The X-Factor

It’s World Women’s Day, an opportunity to celebrate the oft-overlooked contributions of women around the world. Whether it’s as simple as an extra hug for mom or taking the time to read up on a woman you may not have known much about, there’s plenty of strong, wonderful women who deserve a bit of recognition. (In fact, the New York Times has been writing long-overdue obituaries for women whose work had gone unnoticed by the press of the day including Sylvia Plath, Henrietta Lacks, Emily Roebling, Ada Lovelace….)

Turns out, women are a big part of the modern wine world. (And not just for their love of drinking wine.) That’s not to say that they rule the terroir. Roughly only four percent of California wineries are owned by women although much of that is attributed to the large number of small, family owned wineries that have been passed down father to son. Many of the wineries held by women are newcomers (relatively speaking) to the scene, picked up at sale rather than inherited. (Another one of those unacknowledged women deserving of a New York Times obituary – Hannah Weinberger, who became the first female winemaker in Napa in 1882.)

But there is a shift underway, ever so slowly, not just in California, but across the globe. Many critics attribute this in large part to a shift in taste. Big and oaky is no longer the most popular style of wine. Modern oenophiles also look for factors like mouthfeel and subtlety of flavors. It’s a shift that favors the palette of women, who have more taste buds than men and are usually more sensitive to bitter notes. Winemakers are responding and hiring more women to help design their wines, and a few have even made it to the top of their field. Argentina’s leading winemaker, for example, is Susana Balbo.

Wondering how to find a wine made by a woman? If you live in Chicago, you can head over to Cafe Spiaggia where the wine list is almost exclusively comprised of wines from either women-owned wineries or wines made by women. It’s an impressive list that includes wines from California, Oregon, Italy, France, Spain and South Africa, to name a few. It’s a list that will make you appreciate just how many women are working in the wine industry these days, even if it is still a male-dominated field.

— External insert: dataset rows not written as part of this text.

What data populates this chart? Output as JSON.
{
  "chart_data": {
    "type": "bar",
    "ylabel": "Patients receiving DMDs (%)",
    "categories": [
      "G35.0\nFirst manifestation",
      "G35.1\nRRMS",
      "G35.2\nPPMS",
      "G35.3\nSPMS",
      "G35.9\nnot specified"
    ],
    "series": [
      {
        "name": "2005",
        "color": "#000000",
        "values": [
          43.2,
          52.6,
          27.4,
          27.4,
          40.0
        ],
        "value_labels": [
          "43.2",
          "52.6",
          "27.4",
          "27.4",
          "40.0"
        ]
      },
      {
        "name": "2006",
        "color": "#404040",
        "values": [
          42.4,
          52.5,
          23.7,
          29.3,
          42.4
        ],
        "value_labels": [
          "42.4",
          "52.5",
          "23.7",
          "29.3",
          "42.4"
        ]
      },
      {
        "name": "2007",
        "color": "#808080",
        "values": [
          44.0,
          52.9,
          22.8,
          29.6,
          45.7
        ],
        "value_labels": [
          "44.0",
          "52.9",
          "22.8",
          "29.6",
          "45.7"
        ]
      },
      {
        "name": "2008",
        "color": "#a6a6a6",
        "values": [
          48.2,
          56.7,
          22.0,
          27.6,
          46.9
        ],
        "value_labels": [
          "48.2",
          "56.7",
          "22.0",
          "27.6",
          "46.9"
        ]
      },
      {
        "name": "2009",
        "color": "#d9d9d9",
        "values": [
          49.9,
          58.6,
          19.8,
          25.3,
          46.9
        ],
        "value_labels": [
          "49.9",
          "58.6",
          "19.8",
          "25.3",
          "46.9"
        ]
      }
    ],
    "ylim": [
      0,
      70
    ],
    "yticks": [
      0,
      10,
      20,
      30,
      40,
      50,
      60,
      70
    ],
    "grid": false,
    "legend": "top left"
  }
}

If you can’t make it to Spiaggia and you’re looking for something to enjoy at home, take a look at these top wines:

  • Pride Mountain – a classic Napa winery, it’s top wine is a Viognier with all the peach and honeysuckle flavors you would expect from this grape. And it just feels good in your mouth.
  • OCD (“Otto’s Constant Dream”) – Popular New Zealand wine with a truly New Zealand Sauvignon Blanc. Think green grass with a hint of fruit and that mineral, almost salty, finish.
  • Antica Terra Botanica – a lovely little spot in the Willamette Valley of Oregon. The Pinot Noir is subtle and long and just begs you to sit back and roll it around your mouth a few times.
  • Corison – Cathy Corison was one of the first women to find success in California, starting her own vintage in 1987. Pick up a bottle of her Cabernet Sauvignon and you’ll discover that this grape doesn’t have to be big and overpowering. Corison’s version is toned and blended and perfectly happy to sit in the cellar for a few years.
  • Domaine Gramenon – one of the few French wineries on the list, this is a winery in the Cotes du Rhône region. It’s small with a near cult-like following so bottles are not always easy to come by, but if you can find a bottle of the Pourpre…It’s old-vine Grenache with plenty of dark raspberry and apple and a whiff of something smoky and mysterious.

Sometimes, it’s good to be the queen.